The Sn₉4- and As₇3- Zintl ions were shown to be effective reducing agents in the synthesis of three novel transition metal complexes. The synthesis and crystallographic characterization of the novel [Rh₂H(PPh₂)₂(PPh₃)₃]-, Co₃(CO)₇3-, and [(C₃H₇N₂O)₃Ir₄(CO)₉]3- ions are reported for the first time and cannot be prepared using traditional reducing agents.

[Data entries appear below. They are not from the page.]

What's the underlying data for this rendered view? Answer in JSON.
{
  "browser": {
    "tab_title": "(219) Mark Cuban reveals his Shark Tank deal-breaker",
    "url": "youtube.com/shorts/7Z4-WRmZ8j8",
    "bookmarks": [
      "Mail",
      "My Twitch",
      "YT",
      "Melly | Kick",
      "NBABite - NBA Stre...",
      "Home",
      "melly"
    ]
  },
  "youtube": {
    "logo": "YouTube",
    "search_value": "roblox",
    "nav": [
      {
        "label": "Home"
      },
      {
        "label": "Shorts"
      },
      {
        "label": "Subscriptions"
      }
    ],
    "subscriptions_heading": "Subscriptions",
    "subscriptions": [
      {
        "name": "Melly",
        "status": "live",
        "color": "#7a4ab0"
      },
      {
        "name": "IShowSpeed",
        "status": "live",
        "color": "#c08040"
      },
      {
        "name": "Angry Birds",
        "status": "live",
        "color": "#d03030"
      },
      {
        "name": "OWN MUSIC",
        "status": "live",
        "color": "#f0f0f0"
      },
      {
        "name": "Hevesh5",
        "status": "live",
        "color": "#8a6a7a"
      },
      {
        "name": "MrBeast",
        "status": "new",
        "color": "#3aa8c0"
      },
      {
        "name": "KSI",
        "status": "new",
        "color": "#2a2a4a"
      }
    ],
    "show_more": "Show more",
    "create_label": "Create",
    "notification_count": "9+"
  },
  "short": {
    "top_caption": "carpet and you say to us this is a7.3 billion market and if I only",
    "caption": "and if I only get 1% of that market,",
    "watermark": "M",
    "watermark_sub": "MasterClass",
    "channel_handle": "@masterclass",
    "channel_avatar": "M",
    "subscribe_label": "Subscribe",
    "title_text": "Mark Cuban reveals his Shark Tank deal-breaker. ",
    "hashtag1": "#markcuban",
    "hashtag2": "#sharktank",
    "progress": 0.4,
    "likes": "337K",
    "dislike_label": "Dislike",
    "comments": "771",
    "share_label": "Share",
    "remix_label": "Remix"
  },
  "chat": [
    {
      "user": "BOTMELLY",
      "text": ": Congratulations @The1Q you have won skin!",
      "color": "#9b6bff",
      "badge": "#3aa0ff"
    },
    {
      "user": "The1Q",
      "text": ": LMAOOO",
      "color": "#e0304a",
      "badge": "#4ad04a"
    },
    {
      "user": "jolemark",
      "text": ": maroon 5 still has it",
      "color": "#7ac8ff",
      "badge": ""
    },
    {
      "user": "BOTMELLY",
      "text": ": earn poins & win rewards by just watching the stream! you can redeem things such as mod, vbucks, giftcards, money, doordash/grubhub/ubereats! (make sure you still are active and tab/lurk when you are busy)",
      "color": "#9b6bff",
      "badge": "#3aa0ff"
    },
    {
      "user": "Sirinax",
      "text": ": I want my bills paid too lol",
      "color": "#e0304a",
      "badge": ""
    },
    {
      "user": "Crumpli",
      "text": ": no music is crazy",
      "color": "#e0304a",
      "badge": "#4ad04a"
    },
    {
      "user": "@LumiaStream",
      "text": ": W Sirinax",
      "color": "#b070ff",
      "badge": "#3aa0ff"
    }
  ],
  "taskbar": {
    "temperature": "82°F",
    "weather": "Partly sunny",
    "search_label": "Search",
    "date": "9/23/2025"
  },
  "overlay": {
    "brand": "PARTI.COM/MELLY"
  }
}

Controlled I₂ oxidations of preformed Zintl clusters Pt@Sn₉Pt(PPh₃)2- and Sn₉Ir(cod)3-, give well ordered tin-rich intermetallic nanoparticles of PtSn₄ and Ir₃Sn₇, respectively. The intermetallics were characterized by HR-TEM and XRD analysis. Both clusters have strong structural similarities with the final intermetallic, which appears to be an important factor in determining the phase of the resulting intermetallic nanoparticles. Despite the 1:9 (Ir:Sn) atomic ratio of the Sn₉Ir(cod)3- cluster, ordered Ir₃Sn₇ nanoparticles were formed instead of the compositionally-similar IrSn₄ phase. PtSn₄ is difficult to prepare by traditional methods and isolate due to the formation of other known Pt-Sn phases, such as PtSn, PtSn₂ and Pt₃Sn.